Purpose: As a common respiratory disease, chronic obstructive pulmonary disease (COPD) has a high morbidity and mortality. Current clinical therapies are not ideal and do not improve lung function or long-term life quality. It is very important to find new potential pathogenic mechanisms, biomarkers, and targets with therapeutic value in COPD.
Methods: Serum samples collected from acute exacerbation and stable COPD and healthy participants were analyzed using label-free liquid chromatography tandem mass spectrometry to identify the differentially expressed proteins (DEPs) between two groups. Bioinformatics analyses were performed to determine the biological processes associated with those DEPs. Key proteins were validated by enzyme linked immunosorbent assay (ELISA).
Results: In total, 661 proteins were detected in serum from patients with COPD and healthy participants. Compared with healthy participants, patients with acute exacerbation of COPD had 45 DEPs, 13 were upregulated and 32 were downregulated; and patients with stable COPD had 79 DEPs, 18 were upregulated and 61 were downregulated. Gene Ontology functional annotation results indicated that the DEPs identified in patients with COPD were associated with the terms cellular anatomical entity, binding, and cellular process. Kyoto Encyclopedia of Genes and Genomes functional annotation analysis and the Clusters of Orthologous Genes database analysis indicated that the functions of these DEPs were primarily in signal transduction mechanisms and amino acid transport and metabolism.

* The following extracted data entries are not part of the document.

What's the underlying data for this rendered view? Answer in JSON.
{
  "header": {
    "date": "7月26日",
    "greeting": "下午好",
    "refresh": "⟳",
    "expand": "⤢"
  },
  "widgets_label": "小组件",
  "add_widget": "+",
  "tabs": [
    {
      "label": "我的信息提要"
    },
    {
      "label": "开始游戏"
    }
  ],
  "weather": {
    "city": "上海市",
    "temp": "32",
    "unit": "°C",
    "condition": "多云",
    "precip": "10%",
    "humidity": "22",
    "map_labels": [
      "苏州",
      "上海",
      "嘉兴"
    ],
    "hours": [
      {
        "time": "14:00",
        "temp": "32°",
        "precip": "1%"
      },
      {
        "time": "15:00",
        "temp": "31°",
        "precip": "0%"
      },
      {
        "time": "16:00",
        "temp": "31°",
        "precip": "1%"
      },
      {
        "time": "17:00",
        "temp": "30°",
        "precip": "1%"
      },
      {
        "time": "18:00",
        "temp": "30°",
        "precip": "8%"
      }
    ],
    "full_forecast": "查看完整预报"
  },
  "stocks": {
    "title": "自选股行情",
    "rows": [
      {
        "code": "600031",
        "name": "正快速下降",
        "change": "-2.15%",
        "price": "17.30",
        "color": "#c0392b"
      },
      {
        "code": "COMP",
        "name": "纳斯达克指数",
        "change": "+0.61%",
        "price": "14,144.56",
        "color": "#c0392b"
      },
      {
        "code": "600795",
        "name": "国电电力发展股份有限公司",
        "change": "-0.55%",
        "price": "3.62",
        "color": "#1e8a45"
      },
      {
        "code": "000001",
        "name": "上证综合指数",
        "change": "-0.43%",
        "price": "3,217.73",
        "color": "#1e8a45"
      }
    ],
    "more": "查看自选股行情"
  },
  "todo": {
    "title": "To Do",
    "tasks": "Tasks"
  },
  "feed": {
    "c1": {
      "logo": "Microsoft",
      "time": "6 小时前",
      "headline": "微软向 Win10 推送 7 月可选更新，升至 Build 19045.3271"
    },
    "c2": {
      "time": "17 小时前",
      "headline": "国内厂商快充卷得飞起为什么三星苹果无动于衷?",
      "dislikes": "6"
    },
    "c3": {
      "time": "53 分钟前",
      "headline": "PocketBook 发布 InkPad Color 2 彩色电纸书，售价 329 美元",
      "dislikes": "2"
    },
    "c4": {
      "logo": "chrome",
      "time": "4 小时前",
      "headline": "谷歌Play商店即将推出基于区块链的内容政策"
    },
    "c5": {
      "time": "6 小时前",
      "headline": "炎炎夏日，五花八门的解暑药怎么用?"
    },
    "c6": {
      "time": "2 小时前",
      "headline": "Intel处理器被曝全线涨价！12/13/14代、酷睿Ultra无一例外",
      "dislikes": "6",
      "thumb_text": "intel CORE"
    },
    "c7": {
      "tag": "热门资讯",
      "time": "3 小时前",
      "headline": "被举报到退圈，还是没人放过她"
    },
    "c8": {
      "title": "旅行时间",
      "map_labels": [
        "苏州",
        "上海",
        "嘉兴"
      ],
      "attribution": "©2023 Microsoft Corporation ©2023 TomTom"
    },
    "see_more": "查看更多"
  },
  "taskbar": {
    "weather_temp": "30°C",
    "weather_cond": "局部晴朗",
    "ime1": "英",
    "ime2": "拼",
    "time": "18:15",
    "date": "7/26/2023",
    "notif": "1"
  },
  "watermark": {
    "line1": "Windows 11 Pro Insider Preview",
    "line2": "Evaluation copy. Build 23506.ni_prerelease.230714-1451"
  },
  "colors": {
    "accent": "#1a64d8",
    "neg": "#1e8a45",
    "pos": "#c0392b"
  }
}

The ELISA results for three key proteins of IGFBP2, LRG1 and TAGLN were consistent with the LC-MS/MS results and the area under the receiver operating characteristic of the combined index was 0.893 (95% CI: 0.813, 0.974).
Conclusion: Our findings suggested pathogenic mechanisms underlying COPD stages and indicated three key proteins that may warrant further study as potential biomarkers for early diagnosis or prognosis of COPD or as therapeutic targets.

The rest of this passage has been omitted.